The Census and Statistics Act has specific sections on secrecy for *very good and important reasons* and this government is trying to override them.

Now I would have a lot fewer issues with this proposal if it was advocating sharing of less sensitive data first, and leaving in place the safeguards over data about individuals, sensitive data, etc.

But that would mean sharing data about government operations, not individuals. The kind of stuff that we should be able to get now under FOI but which is regularly stymied.

Things like, say, monthly statistics of Centrelink call waiting times. Hell, live updates so we could know not to call for an hour, because it’s usually quieter at 2pm.

Or daily stats on how many people have opt-ed out of #MyHealthRecord.

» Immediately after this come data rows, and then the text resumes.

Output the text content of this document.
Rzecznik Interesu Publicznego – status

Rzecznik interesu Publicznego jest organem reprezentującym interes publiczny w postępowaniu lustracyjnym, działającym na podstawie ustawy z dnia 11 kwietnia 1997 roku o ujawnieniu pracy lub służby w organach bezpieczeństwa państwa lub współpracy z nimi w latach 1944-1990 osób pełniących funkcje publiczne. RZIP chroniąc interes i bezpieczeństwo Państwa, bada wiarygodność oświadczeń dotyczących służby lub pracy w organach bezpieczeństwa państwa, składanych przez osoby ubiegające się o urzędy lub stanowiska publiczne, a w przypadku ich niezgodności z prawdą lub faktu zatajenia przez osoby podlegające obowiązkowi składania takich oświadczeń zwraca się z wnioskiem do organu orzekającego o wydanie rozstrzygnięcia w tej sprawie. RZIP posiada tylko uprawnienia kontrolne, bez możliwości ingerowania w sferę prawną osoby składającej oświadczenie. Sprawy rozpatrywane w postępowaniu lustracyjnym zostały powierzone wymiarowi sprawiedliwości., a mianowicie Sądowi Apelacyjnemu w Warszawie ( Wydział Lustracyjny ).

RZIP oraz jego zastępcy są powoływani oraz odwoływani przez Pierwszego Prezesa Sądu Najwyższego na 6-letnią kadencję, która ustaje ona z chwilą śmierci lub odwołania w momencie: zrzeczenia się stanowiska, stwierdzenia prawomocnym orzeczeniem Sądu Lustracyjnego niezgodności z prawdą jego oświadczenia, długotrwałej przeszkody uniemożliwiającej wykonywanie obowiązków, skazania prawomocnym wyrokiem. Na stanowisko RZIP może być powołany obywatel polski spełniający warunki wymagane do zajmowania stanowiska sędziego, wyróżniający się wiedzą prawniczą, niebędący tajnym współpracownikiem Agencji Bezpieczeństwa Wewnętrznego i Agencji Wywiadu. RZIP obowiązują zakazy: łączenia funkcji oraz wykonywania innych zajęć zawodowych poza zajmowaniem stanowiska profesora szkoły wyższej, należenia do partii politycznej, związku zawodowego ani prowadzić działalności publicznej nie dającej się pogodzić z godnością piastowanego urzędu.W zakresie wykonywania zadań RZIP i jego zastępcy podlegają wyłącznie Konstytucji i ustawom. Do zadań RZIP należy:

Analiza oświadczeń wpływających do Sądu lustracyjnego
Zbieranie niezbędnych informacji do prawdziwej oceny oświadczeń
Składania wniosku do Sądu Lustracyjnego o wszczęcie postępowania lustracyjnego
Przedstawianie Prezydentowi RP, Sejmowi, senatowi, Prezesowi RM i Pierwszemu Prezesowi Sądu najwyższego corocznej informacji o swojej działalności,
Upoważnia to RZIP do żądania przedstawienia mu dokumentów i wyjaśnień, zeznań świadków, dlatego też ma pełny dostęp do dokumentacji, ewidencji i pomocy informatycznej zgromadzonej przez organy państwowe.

Or real-time data on political donations. You know, stuff that would “build trust in use of public data” and allow government to practice on safe data before they start trying to share our Census data with Centrelink.

Here’s the summary of what’s being proposed, in Handy Diagram™ form:

The data sharing backdoor in Handy Diagram™ form.

The data sharing backdoor in Handy Diagram™ form.

So do please make a comment or submission about this Data Sharing and Release proposal, by the end of 1 Aug 2018.

Here I shall end another edition of #tljr. Thank you for bothering to read any of it.